Suddenly, his trips became national news, and Dupont, who at UTSA is director of the Center for Cultural Sustainability as well as a San Antonio Conservation Society Endowed professor, was able to provide a small window to the island nation where the Nobel Prize–winning author lived during much of his final 20 years.
Located 12 miles outside of Havana in the village of San Francisco de Paula, the home has remained intact as a museum. “You get a real sense of Hemingway’s daily life,” Dupont says. “One can see the pool where he swam, the books he read, the typewriter he used, the records he listened to, and even the bottles of liquor that he drank—all right where he left them.”
Dupont is helping with the construction of a new archival storage facility at the location, Finca Vigía, which translates to Lookout Farm. He calls the project one of his most rewarding because of the collaborative spirit among Cubans and Americans. Once completed, the project will be the first building in Cuba constructed using U.S. materials since the late 1950s.

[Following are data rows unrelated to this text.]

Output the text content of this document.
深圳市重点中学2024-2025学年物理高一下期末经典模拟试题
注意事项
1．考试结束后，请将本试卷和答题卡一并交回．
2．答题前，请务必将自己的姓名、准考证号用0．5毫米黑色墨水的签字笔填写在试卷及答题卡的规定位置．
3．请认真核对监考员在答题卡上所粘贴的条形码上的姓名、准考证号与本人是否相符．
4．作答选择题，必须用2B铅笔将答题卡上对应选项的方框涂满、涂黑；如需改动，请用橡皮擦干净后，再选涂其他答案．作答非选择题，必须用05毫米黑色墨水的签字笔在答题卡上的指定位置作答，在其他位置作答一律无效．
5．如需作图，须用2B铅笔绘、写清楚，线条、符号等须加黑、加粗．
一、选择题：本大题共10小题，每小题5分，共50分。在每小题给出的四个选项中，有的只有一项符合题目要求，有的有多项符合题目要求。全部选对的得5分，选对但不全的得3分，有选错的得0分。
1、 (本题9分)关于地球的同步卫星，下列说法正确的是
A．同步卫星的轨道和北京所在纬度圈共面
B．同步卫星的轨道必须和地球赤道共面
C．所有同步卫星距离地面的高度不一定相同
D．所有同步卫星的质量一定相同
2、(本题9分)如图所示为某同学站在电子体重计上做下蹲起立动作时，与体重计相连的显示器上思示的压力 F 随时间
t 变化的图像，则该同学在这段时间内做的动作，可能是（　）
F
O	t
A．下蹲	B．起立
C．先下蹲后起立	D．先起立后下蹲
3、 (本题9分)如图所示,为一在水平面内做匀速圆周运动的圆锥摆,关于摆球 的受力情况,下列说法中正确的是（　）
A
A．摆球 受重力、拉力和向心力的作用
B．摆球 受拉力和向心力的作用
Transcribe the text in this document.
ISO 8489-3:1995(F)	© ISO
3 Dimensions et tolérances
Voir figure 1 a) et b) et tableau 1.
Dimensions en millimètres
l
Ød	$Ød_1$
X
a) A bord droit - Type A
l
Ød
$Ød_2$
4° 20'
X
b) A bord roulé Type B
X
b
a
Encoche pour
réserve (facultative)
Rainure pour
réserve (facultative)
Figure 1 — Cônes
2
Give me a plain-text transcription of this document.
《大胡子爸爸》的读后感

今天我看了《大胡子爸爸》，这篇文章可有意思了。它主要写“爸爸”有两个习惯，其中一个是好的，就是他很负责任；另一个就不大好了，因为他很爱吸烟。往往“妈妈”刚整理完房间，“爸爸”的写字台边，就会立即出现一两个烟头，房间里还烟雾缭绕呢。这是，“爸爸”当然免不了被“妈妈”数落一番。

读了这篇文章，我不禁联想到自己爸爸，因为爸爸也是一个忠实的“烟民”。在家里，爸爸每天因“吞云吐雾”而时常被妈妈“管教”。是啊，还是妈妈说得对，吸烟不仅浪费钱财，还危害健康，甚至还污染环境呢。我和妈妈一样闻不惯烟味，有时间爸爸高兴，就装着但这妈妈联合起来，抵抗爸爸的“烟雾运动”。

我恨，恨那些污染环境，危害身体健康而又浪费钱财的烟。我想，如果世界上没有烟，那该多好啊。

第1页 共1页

During one of Dupont’s latest visits, he received an award from the Cuban Ministry of Culture for his preservation work, and the first shipment of building materials arrived. “It’s very rare to ship anything from the U.S. to Cuba,” he says. “Very few types of products were not subject to embargo.”
The work was even honored by Rep. James McGovern of Massachusetts. During a speech on the House floor, McGovern praised the Finca Vigía Foundation and all those who have helped, including Dupont: “With passion and professional skill, they recognize that the life, memory, books, papers, and home of Ernest Hemingway are above politics and policies, which are fleeting, while art is eternal.”